Politraumi sul torace, addome e collo. Calci e pugni e infine l’arresto cardiaco. L’autopsia ha confermato la brutalità degli attimi che hanno portato alla morte di Willy Monteiro Duarte, avvenuta nella notte tra il 5 e il 6 settembre a Colleferro. Dal documento del Gip sono emersi altri dettagli su quelle ore. Soprattutto, il patto di silenzio che i quattro membri della comitiva coinvolti nel pestaggio avrebbero stretto in auto.
A raccontarlo al Gip è stato Francesco Belleggia, uno degli indagati nella morte del 21enne. Belleggia ha riferito che i due fratelli Bianchi prima dell’arresto gli avevano consigliato sul Suv di mantenere il silenzio sulle loro condotte.
Fatto sta che il ragazzo è stato l’unico a fornire dei dettagli sull’accaduto agli investigatori, assumendosi la responsabilità della prima lite con Federico Zurma (quella davanti al locale di Colleferro che Willy aveva provato a sedare) ma non dell’aggressione nei confronti di Willy che, dice sempre Belleggia, «non c’entrava nulla».

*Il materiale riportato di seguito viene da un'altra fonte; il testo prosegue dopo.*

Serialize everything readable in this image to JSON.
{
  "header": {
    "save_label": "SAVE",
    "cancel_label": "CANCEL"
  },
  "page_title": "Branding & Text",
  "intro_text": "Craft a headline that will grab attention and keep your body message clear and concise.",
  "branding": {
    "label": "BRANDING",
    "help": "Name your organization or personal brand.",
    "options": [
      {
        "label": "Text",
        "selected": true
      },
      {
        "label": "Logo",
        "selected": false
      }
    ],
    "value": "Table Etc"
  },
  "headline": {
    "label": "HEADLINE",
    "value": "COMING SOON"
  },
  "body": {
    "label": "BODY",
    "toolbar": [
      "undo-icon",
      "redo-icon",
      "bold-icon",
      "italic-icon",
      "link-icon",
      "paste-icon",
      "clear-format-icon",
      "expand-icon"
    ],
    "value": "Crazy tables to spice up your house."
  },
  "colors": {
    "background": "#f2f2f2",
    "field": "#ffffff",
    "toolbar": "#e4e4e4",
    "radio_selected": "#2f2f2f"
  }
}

Nel racconto, una volta in macchina, i fratelli Bianchi avrebbero anche scaricato la responsabilità su Mario Pincarelli, l’unico che non viaggiava con loro. Ma Belleggia, che resta comunque indagato per l’omicidio preterintenzionale in concorso, dice di non aver visto «i colpi di Mario».
Ancora oggi Marco e Gabriele negano: «Noi non l’abbiamo toccato». Ma a smentire la loro versione c’è proprio Belleggia che al Gip riferisce che: «Marco Bianchi si è avvicinato a Willy e gli ha tirato un calcio, lui è caduto all’indietro. Mentre Gabriele Bianchi ha picchiato l’amico di Willy».
Mentre era per terra, il gruppo ha proseguito a sferrare calci e pugni tanto che «questi non è più riuscito a rialzarsi». È la testimonianza di Matteo Larocca, un ragazzo presente vicino al pestaggio. Il quale ha confermato che tra gli aggressori «c’erano anche i fratelli Bianchi».